AK Partili Yılmaz: 'Vesayetçi anlayış, tarihin çöp sepetine atıldı'
AK Parti Genel Başkan Yardımcısı Cevdet Yılmaz, Farklı kimlikler farklı ideolojiler adı altında vesayetçi sistemin hortlatılmaya çalışıldığını gördük. Ama çok şükür bu 16 yıllık süreçte geldiğimiz noktada vesayetçi anlayış tarihin çöp sepetine atıldı dedi.
AK Parti Genel Başkan Yardımcısı Cevdet Yılmaz, 'Farklı kimlikler farklı ideolojiler adı altında vesayetçi sistemin hortlatılmaya çalışıldığını gördük. Ama çok şükür bu 16 yıllık süreçte geldiğimiz noktada vesayetçi anlayış tarihin çöp sepetine atıldı' dedi.

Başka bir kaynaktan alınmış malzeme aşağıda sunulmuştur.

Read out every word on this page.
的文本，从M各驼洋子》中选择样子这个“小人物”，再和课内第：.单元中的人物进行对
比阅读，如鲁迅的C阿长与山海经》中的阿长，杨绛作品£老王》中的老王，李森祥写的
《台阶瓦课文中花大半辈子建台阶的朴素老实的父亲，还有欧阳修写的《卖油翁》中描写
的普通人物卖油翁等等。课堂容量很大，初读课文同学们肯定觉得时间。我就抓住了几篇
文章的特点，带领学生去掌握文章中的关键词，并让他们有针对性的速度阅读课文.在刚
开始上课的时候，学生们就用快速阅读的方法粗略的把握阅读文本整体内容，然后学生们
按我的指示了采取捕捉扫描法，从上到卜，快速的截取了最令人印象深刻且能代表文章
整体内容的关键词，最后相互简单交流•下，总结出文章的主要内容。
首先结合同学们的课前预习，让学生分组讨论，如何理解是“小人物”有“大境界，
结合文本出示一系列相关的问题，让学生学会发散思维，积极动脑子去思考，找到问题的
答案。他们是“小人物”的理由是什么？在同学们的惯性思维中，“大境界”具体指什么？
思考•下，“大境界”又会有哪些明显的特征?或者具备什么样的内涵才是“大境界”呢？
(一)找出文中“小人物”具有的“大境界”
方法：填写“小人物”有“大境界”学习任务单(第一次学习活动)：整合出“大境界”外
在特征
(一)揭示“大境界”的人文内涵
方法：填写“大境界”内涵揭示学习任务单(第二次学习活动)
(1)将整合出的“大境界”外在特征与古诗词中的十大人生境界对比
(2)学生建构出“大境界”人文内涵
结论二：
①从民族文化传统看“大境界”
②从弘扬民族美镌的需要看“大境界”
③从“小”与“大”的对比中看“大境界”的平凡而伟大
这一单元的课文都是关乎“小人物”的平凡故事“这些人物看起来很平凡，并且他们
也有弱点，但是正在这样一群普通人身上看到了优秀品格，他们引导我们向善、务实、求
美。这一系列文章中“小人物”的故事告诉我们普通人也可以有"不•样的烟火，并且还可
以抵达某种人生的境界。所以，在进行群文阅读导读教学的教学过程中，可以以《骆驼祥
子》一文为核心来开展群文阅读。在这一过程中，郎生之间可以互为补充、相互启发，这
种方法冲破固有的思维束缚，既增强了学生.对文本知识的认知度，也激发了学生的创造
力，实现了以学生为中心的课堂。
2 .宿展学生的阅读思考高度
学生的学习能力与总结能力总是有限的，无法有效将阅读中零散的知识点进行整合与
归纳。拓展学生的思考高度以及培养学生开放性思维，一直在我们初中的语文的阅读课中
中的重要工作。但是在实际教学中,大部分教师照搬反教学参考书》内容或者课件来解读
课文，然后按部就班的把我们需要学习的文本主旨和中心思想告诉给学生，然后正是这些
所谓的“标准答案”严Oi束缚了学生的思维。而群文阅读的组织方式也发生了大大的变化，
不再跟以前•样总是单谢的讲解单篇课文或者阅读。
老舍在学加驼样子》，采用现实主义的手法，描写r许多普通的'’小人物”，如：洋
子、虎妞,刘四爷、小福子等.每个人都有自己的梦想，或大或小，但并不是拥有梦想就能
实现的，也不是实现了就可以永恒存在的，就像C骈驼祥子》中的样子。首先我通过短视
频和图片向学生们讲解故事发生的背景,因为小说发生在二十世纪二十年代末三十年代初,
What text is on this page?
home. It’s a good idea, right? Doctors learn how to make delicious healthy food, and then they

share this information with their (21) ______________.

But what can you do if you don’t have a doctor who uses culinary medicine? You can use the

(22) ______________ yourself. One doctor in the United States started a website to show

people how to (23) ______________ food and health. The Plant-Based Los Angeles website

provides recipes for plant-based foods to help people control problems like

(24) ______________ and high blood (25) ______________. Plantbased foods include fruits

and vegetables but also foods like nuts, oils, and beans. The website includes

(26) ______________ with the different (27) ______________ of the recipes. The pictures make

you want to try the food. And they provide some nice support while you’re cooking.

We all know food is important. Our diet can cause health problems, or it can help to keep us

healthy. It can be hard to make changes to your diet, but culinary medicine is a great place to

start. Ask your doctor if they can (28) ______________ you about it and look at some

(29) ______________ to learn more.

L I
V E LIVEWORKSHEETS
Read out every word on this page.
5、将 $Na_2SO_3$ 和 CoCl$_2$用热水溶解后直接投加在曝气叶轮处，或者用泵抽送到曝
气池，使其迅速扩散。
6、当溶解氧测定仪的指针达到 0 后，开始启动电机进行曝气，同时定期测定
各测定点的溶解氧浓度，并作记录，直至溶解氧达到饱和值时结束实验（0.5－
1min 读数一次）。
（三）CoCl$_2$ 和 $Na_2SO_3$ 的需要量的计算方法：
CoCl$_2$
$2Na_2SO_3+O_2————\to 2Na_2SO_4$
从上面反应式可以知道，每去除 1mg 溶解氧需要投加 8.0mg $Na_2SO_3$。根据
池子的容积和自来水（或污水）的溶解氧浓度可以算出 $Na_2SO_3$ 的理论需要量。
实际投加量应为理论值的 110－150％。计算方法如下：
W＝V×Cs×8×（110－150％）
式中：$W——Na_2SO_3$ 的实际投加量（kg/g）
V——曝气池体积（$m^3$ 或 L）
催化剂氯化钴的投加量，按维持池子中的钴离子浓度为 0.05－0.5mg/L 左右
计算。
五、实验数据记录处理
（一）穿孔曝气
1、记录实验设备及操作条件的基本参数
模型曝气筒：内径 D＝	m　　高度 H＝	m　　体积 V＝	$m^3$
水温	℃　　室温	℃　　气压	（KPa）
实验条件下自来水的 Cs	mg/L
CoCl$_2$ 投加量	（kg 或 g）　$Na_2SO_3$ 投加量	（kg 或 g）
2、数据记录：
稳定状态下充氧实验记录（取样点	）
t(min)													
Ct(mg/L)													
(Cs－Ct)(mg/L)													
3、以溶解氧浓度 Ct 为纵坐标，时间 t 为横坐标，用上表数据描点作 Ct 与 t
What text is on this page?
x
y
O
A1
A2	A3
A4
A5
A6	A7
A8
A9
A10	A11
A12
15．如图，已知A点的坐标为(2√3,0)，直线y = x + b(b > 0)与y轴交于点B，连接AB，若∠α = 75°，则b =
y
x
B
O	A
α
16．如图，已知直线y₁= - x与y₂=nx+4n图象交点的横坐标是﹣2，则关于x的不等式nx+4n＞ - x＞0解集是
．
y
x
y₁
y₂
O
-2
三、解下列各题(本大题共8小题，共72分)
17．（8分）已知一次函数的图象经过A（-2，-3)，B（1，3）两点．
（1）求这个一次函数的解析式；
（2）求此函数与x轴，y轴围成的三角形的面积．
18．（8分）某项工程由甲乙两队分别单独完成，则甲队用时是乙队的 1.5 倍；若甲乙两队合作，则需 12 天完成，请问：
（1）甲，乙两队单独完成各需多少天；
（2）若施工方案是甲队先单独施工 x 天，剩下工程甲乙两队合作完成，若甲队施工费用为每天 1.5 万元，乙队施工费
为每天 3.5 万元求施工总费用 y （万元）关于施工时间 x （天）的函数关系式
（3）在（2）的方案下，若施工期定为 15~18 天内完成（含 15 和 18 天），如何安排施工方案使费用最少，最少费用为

AK Parti Genel Başkan Yardımcısı Cevdet Yılmaz, Bingöl'de basın mensupları ile bir araya geldi. 24 Haziran Cumhurbaşkanlığı ve Genel Seçimlerine 1 haftadan kısa bir süre kaldığını anımsatan Yılmaz, AK Parti'nin 16 yılda demokrasiyi geliştirdiğini söyledi. Yılmaz açıklamasında, '16 yıllık AK Parti iktidarında bir taraftan demokrasiyi geliştirdik, demokratik standartlarımızı yükselttik. Bir taraftan da refahımızı arttırdık. Ekonomimizi de çok daha iyi yerlere taşıdık. Bu ikisi de aslında birbirini destekleyen süreçler oldu. Daha büyük bir resmin parçaları gibi adeta bunlar gerçekleşti. Temel hak ve hürriyetler konusunda AK Parti çok önemli adımlar attı. İnanç özgürlüklerinin genişletilmesi, insanların etnik kimliklerini çok daha rahat gösterip yaşayabilmeleri, ifade özgürlüğü gibi birçok alanda önemli reformlar yapıldı' dedi.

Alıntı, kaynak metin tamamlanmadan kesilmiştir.